くらげは大きなテーブルに本を積み、ページをめくり続けている。俺は新聞で事件について調べた。とはいえ、あまり大きく載っていないため、年齢、性別、職業に関連性がないことくらいしか情報は得られなかった。
信憑性は新聞と比べると薄いが、備え付きのパソコンを使用して調べることにした。
被害者達の名前を調べると、関連性が見えてきた。
被害者たちは全員、過去現在で未成年者に対する犯罪を行っていたのだ。
監禁。殺人。強姦。売買。切断。主にこれらの犯罪を行っていた。また、被害者によって監禁されていた者によると、助けてくれた人もとい犯人は二人居たらしい。
人によっては犯人をダークヒーロー扱いされている。しかし、未成年を助けているからと言って二人のあだ名が「ロリコンブレード」と「ショタコンブレード」というのはいかがなものだろうか。蔑称がすぎる。

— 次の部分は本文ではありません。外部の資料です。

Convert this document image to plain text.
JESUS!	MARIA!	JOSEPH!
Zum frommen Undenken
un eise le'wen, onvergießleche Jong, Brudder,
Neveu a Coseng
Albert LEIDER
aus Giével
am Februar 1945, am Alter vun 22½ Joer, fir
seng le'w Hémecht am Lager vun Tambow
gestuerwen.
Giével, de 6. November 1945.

単独犯ではなく、二人で居ることが多いというのは結構良い情報かもしれない。俺はパソコンから離れ、この情報を共有すべく、二人を探した。
しばらく廊下を歩き回っていたがまるで見つかる気配がない。一度くらげのところに戻ろう。そう思うと、先に雷鼓の姿があった。
手を振るも彼女は黙ったまま、曲がり角に行ってしまった。
仕方がないので追いかけると、そこには通路も何もなく、ただの真っ暗な行き止まりだった。
なんで彼女はあんなところに行ったのだろうか? 周りを見ても居ない。
その時、背中が異常に熱くなった。後ろを見るとそこには
俺をナイフで刺す雷鼓と、それを見ている雪の姿があった。
「悪いな調。悪いとは思ってないが、死んでくれ」
鼓動が早くなり、呼吸がいびきのように、潰れ、そしてかすれている。
俺は、死ににくくはあるが、死なないわけではない。冷たさが身体を動かすのを阻む。目が段々と、閉じていく。
誰かの声が聞こえる。俺は生きているのか? どうやら急所は免れたようだ。目を開けると、真っ白な天井が見えると同時に、泣いているくらげが起き上がった俺に抱きついてきた。